Beattie, Jeffery, and Jonathan Stevens
The acetyloxy radical (CH3COO) is a species commonly involved in atmospheric reactions. To date, most computational studies of this radical have either exclusively studied symmetric (Cs) structures, or have located such structures as minima with optimizations performed with relatively low levels of computation. Our work investigates the structure of this radical with intensive calculations using newly developed density functional methods and large basis sets. We will present optimizations of the acetyloxy radical using the M052X density functional theory method and 6-311G(d,p), 6-311+G(d,p), 6-311++G(d,p), 6-311G(2d,2p), 6-311+G(2d,2p), 6-311++G(2d,2p), 6-311G(3df,2p), 6-311+G(3df,2p), and 6-311++G(3df,2p) basis sets.

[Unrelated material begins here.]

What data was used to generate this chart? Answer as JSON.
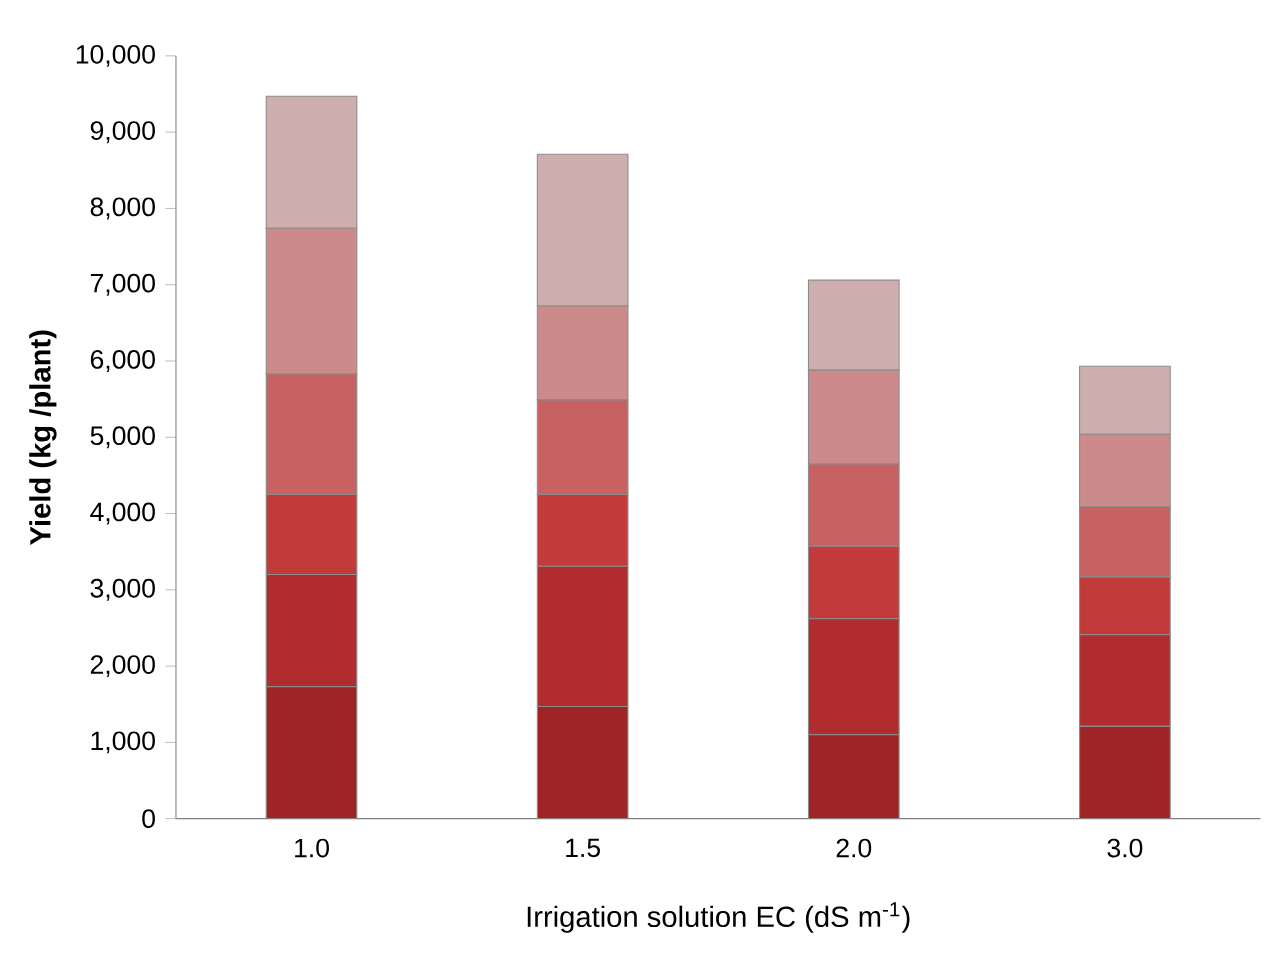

The highest level calculations show that the correct point group of this species to be a Cs structure in which all atoms of the CO2 moiety are ian-plane with a methyl hydrogen (structure Cs-1). The relative stability of the asymmetric minimum C1 will be compared at all levels of computation to the energy of CS-1 and also to the other possible Cs structure, in which the CO2 moiety is rotated ninety degrees (structure CS-2). Additional model chemistry calculations will intensively study the relative stabilities of possible structures.